Question

How to work with long read (Pacbio) Data from SRA

0

Entering edit mode

17 months ago

Thomas • 0

Hi everyone, I am a non-bioinformatician (more precisely pharmaceutical scientist) with some minor experience in short read RNAseq analysis but no experience whatsoever with long read Sequencing. At the moment, I am trying to characterize full length isoform expression under certain treatment conditions, for which in my general understanding long read RNAseq is the gold standard.
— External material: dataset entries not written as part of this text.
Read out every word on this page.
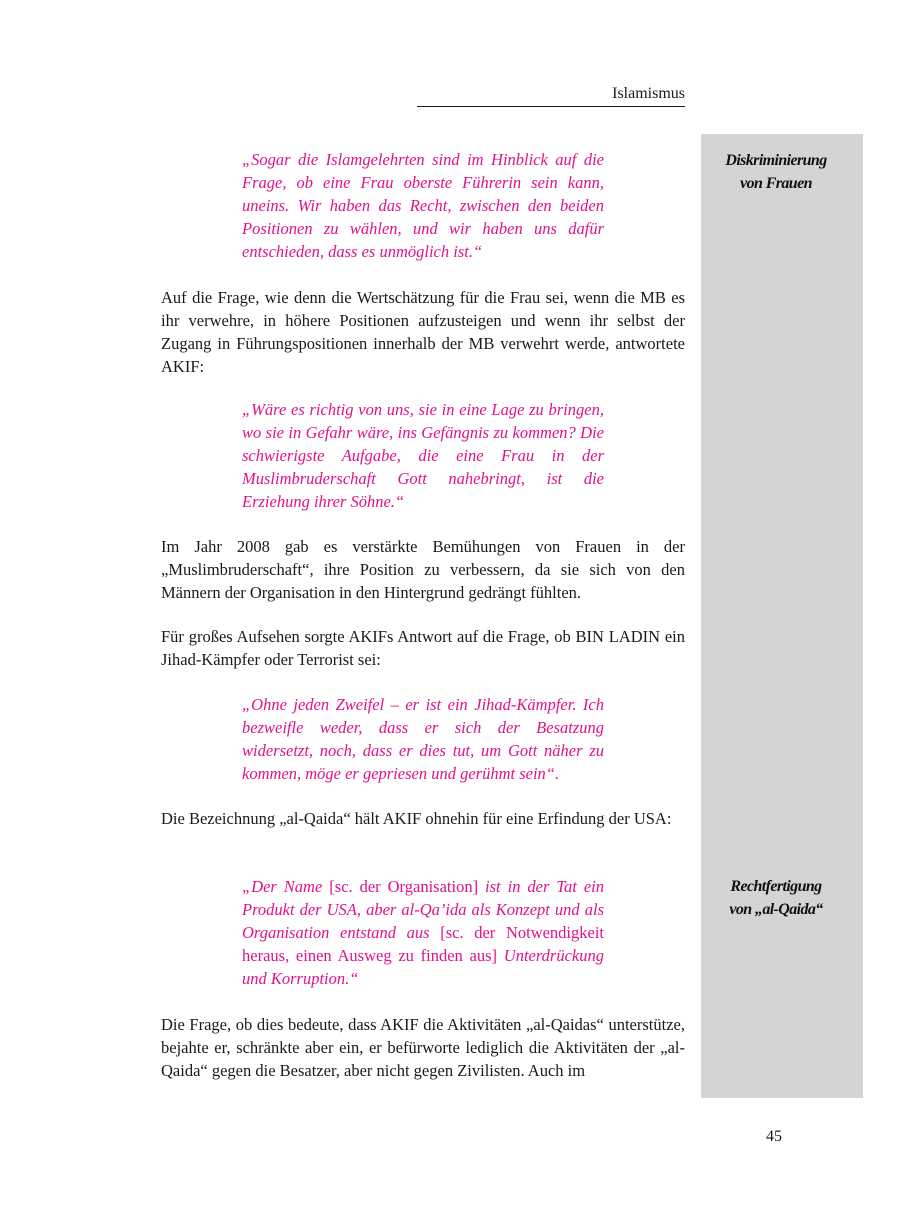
Islamismus
Diskriminierung
von Frauen
Rechtfertigung
von „al-Qaida“

„Sogar die Islamgelehrten sind im Hinblick auf die Frage, ob eine Frau oberste Führerin sein kann, uneins. Wir haben das Recht, zwischen den beiden Positionen zu wählen, und wir haben uns dafür entschieden, dass es unmöglich ist.“

Auf die Frage, wie denn die Wertschätzung für die Frau sei, wenn die MB es ihr verwehre, in höhere Positionen aufzusteigen und wenn ihr selbst der Zugang in Führungspositionen innerhalb der MB verwehrt werde, antwortete AKIF:

„Wäre es richtig von uns, sie in eine Lage zu bringen, wo sie in Gefahr wäre, ins Gefängnis zu kommen? Die schwierigste Aufgabe, die eine Frau in der Muslimbruderschaft Gott nahebringt, ist die Erziehung ihrer Söhne.“

Im Jahr 2008 gab es verstärkte Bemühungen von Frauen in der „Muslimbruderschaft“, ihre Position zu verbessern, da sie sich von den Männern der Organisation in den Hintergrund gedrängt fühlten.

Für großes Aufsehen sorgte AKIFs Antwort auf die Frage, ob BIN LADIN ein Jihad-Kämpfer oder Terrorist sei:

„Ohne jeden Zweifel – er ist ein Jihad-Kämpfer. Ich bezweifle weder, dass er sich der Besatzung widersetzt, noch, dass er dies tut, um Gott näher zu kommen, möge er gepriesen und gerühmt sein“.

Die Bezeichnung „al-Qaida“ hält AKIF ohnehin für eine Erfindung der USA:

„Der Name [sc. der Organisation] ist in der Tat ein Produkt der USA, aber al-Qa’ida als Konzept und als Organisation entstand aus [sc. der Notwendigkeit heraus, einen Ausweg zu finden aus] Unterdrückung und Korruption.“

Die Frage, ob dies bedeute, dass AKIF die Aktivitäten „al-Qaidas“ unterstütze, bejahte er, schränkte aber ein, er befürworte lediglich die Aktivitäten der „al-Qaida“ gegen die Besatzer, aber nicht gegen Zivilisten. Auch im

45
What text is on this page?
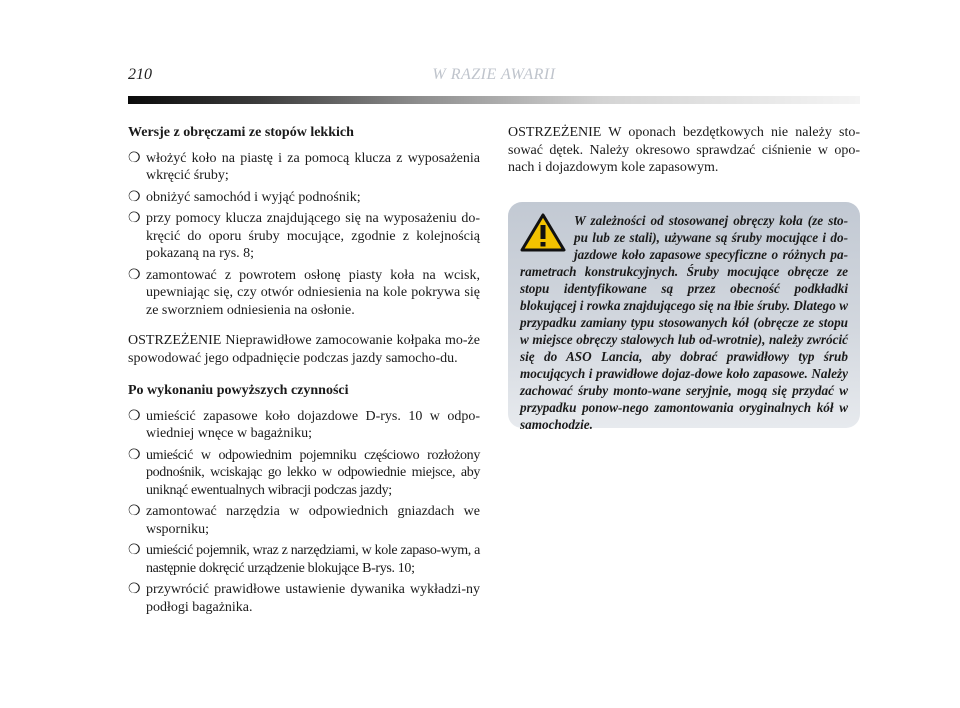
210	W RAZIE AWARII
Wersje z obręczami ze stopów lekkich
❍ włożyć koło na piastę i za pomocą klucza z wyposażenia wkręcić śruby;
❍ obniżyć samochód i wyjąć podnośnik;
❍ przy pomocy klucza znajdującego się na wyposażeniu do-kręcić do oporu śruby mocujące, zgodnie z kolejnością pokazaną na rys. 8;
❍ zamontować z powrotem osłonę piasty koła na wcisk, upewniając się, czy otwór odniesienia na kole pokrywa się ze sworzniem odniesienia na osłonie.

OSTRZEŻENIE Nieprawidłowe zamocowanie kołpaka mo-że spowodować jego odpadnięcie podczas jazdy samocho-du.

Po wykonaniu powyższych czynności
❍ umieścić zapasowe koło dojazdowe D-rys. 10 w odpo-wiedniej wnęce w bagażniku;
❍ umieścić w odpowiednim pojemniku częściowo rozłożony podnośnik, wciskając go lekko w odpowiednie miejsce, aby uniknąć ewentualnych wibracji podczas jazdy;
❍ zamontować narzędzia w odpowiednich gniazdach we wsporniku;
❍ umieścić pojemnik, wraz z narzędziami, w kole zapaso-wym, a następnie dokręcić urządzenie blokujące B-rys. 10;
❍ przywrócić prawidłowe ustawienie dywanika wykładzi-ny podłogi bagażnika.

OSTRZEŻENIE W oponach bezdętkowych nie należy sto-sować dętek. Należy okresowo sprawdzać ciśnienie w opo-nach i dojazdowym kole zapasowym.

W zależności od stosowanej obręczy koła (ze sto-pu lub ze stali), używane są śruby mocujące i do-jazdowe koło zapasowe specyficzne o różnych pa-rametrach konstrukcyjnych. Śruby mocujące obręcze ze stopu identyfikowane są przez obecność podkładki blokującej i rowka znajdującego się na łbie śruby. Dlatego w przypadku zamiany typu stosowanych kół (obręcze ze stopu w miejsce obręczy stalowych lub od-wrotnie), należy zwrócić się do ASO Lancia, aby dobrać prawidłowy typ śrub mocujących i prawidłowe dojaz-dowe koło zapasowe. Należy zachować śruby monto-wane seryjnie, mogą się przydać w przypadku ponow-nego zamontowania oryginalnych kół w samochodzie.
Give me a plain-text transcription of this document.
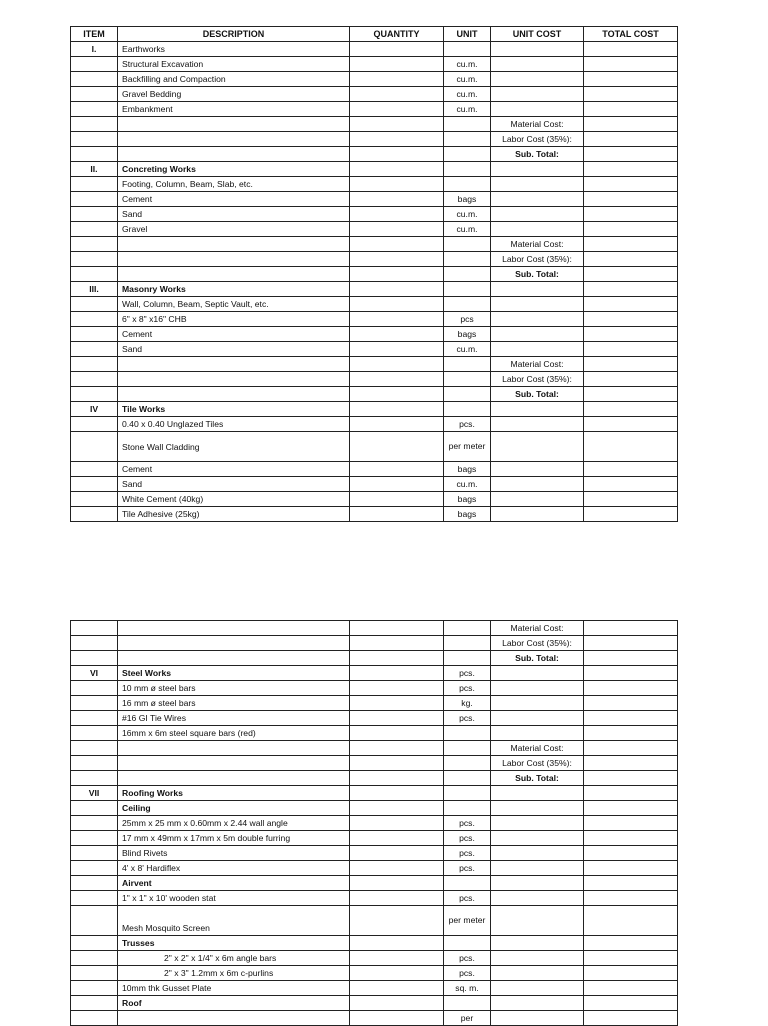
ITEM	DESCRIPTION	QUANTITY	UNIT	UNIT COST	TOTAL COST
I.	Earthworks				
	Structural Excavation		cu.m.		
	Backfilling and Compaction		cu.m.		
	Gravel Bedding		cu.m.		
	Embankment		cu.m.		
				Material Cost:	
				Labor Cost (35%):	
				Sub. Total:	
II.	Concreting Works				
	Footing, Column, Beam, Slab, etc.				
	Cement		bags		
	Sand		cu.m.		
	Gravel		cu.m.		
				Material Cost:	
				Labor Cost (35%):	
				Sub. Total:	
III.	Masonry Works				
	Wall, Column, Beam, Septic Vault, etc.				
	6" x 8" x16" CHB		pcs		
	Cement		bags		
	Sand		cu.m.		
				Material Cost:	
				Labor Cost (35%):	
				Sub. Total:	
IV	Tile Works				
	0.40 x 0.40 Unglazed Tiles		pcs.		
	Stone Wall Cladding		per meter		
	Cement		bags		
	Sand		cu.m.		
	White Cement (40kg)		bags		
	Tile Adhesive (25kg)		bags		
				Material Cost:	
				Labor Cost (35%):	
				Sub. Total:	
VI	Steel Works		pcs.		
	10 mm ø steel bars		pcs.		
	16 mm ø steel bars		kg.		
	#16 GI Tie Wires		pcs.		
	16mm x 6m steel square bars (red)				
				Material Cost:	
				Labor Cost (35%):	
				Sub. Total:	
VII	Roofing Works				
	Ceiling				
	25mm x 25 mm x 0.60mm x 2.44 wall angle		pcs.		
	17 mm x 49mm x 17mm x 5m double furring		pcs.		
	Blind Rivets		pcs.		
	4' x 8' Hardiflex		pcs.		
	Airvent				
	1" x 1" x 10' wooden stat		pcs.		
	Mesh Mosquito Screen		per meter		
	Trusses				
	2" x 2" x 1/4" x 6m angle bars		pcs.		
	2" x 3" 1.2mm x 6m c-purlins		pcs.		
	10mm thk Gusset Plate		sq. m.		
	Roof				
			per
I was therefore trying to download some long read (Pacbio) data from the SRA (SRP091981) but got confused pretty quickly: There are many different runs associated with each treatment condition, even though the original paper (https://doi.org/10.1038/s41467-016-0008-7 supplementary table 5) only specifies 3 different libraries that were prepared, one for each treatment condition.

So my question is: Is it normal for long read data to be separated like this? Why? How do you properly download this data properly or prepare it for downstream analysis, i.e. mapping, after you have downloaded the single files?

Please excuse me if this is a stupid question or has been answered before. I genuinely couldn't find anything.

RNAseq Longread • 863 views

ADD COMMENT • link updated 17 months ago by GenoMax 142k • written 17 months ago by Thomas • 0

score 1 · Answer 1 · 2022-11-29

1

Entering edit mode

17 months ago

GenoMax 142k

If you look at this project in SRA Run Selector (I have sorted the table so you see PacBio data at top) you can see that there were multiple runs of these three libraries. Take a look at the metadata table and see if it makes sense. There are multiple multiple sequencers involved in this set.

As for downloading the data you can either get fastq files via sra-explorer (sra-explorer : find SRA and FastQ download URLs in a couple of clicks ) or get the original PacBio format data submitted by using Data Access tab for each run record. One example here.

ADD COMMENT • link 17 months ago by GenoMax 142k

0

Entering edit mode

Thank you so much. So if I understand you correctly, these are just replicate measurements from the same library? That I can basically treat like technical replicates?